Ashe lauded for service on, off court

February 11, 1993|By Bill Glauber NTC | Bill Glauber NTC,Staff Writer

RICHMOND, Va. -- The images were indelible:

The 6-year-old girl named Camera, a white ribbon in her hair, being led by a friend through the quiet sports arena as mourners paid homage to her father.

A dreadlocked tennis star from France, Yannick Noah, swathed in black leather, hands locked together in prayer, head bowed, tears streaming down his cheeks.

And the mahogany coffin, draped with red roses and baby's breath and topped by two white paper doves tied together with a red ribbon, the symbol of the fight against AIDS.

Yesterday, in a gymnasium that bears his name, 6,000 mourners remembered Arthur Ashe as a tennis champion who transcended sports, an American who shattered racial and social barriers at home and abroad and a native son who was returned home after dying of AIDS-related pneumonia at age 49.

But his life and times could not be so easily explained or celebrated during three hours of music, poetry and remembrance.

The images spoke loudest, of course. And yet speaker after speaker -- 23 in all, including six pastors, two mayors, a governor, and a presidential representative -- tried to sum up a man who melded the worlds of the athletic, the political and the spiritual.

There was talk of winning Wimbledon and freeing South Africa, of claiming a U.S. Open title and demanding that U.S. borders be opened to Haitian refugees, of serving aces and reading Scripture.

The Rev. Jesse Jackson compared Ashe to other athletic pioneers, Muhammad Ali and Jackie Robinson, and declared: "His dignity was non-negotiable."

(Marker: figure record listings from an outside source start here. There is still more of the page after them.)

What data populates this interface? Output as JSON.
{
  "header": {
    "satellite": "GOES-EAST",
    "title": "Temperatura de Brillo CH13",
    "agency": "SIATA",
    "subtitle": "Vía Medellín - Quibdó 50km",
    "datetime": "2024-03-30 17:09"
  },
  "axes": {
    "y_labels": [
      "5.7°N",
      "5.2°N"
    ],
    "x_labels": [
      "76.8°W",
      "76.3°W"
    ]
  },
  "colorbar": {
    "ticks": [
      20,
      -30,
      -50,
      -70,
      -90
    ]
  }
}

U.S. Commerce Secretary Ron Brown spoke of his admiration for Ashe: "A beautiful black man in beautiful white clothes playing a beautiful and utterly white game -- and winning."

The mayor of New York, David Dinkins, wiped his brow and declared with passion and a touch of anger: "In our age of hype and handlers, the coinage of greatness has been devalued, but let me say it as plain as I can: Arthur Ashe was just plain better than most of us."

And La Chandra and David Harris Jr., a niece and nephew of Ashe's, stood together and said: "Gone too soon. We love you."

U.S. senators Bill Bradley (D-N.J.) and Chuck Robb (D-Va.) were there. So were more than a dozen of Ashe's tennis contemporaries, including his U.S. Davis Cup teammates and Rod Laver, the last man to gain the Grand Slam.

The ceremony began with a foot-stomping, hand-clapping, voice-raising rendition of "When the Saints Go Marching In" and ended with the lilting melody of "I'll Fly Away."

Somehow, a utilitarian gym with harsh lighting and pipes painted lime green was transformed into a house of worship. Blue curtains and rugs hid baskets and an indoor track. Flowerpots lined the aisles. An American flag hung above the speaker's podium.

And there was the crowd, too, a mix of celebrities and plain old Richmond, gathered to mourn a hero.

Through it all, Ashe's widow, Jeanne, sat composed, surrounded by family -- including their daughter, Camera -- and friends.

Yet this was a ceremony that brought tears to even the hardest of men.

Stan Smith, composed and earnest while playing with Ashe in the Davis Cup, cried when he said, "I'm proud to be his friend and . . . he's my hero."

Donald Dell, Ashe's agent, fighting back tears, said: "Arthur is probably chuckling and wondering what is happening. Why is this such a big deal?"

But clearly there was a chord that Ashe struck, not just with his hometown, but also with the country.

The crowd cheered when Ashe was posthumously presented with the Olympic Order by Anita DeFrantz, a U.S. representative to the International Olympic Committee.

There were cheers again when a letter from President Clinton was read.

It was left to Andrew Young, the former mayor of Atlanta, the former U.S. ambassador to the United Nations, to place Ashe's life in perspective.

With a constant refrain of "Why, oh, Lord, why?" Young spoke not of Ashe's athletic accomplishments, but of his commitment to end apartheid in South Africa, of his caring for others, of his long, final fight against AIDS.

And then, he told a story. After hearing of Ashe's death, Young attempted to call the family's apartment in New York. What he heard was Ashe's voice on an answering machine: "I'm not in right now, but if you leave a message, I'll get back to you."

"Arthur is not going anywhere," Young said. "He is just back on the road. And when you dial a number and leave a word, leave a message. He'll get back to you."

The crowd roared.

Finally, the service closed and the family headed to Woodland Cemetery, a tiny dot of a place in northern Richmond. There, Ashe was buried, next to his mother, Mattie.

"Arthur Ashe," said the Rev. Jeff Rogers. "No. 1."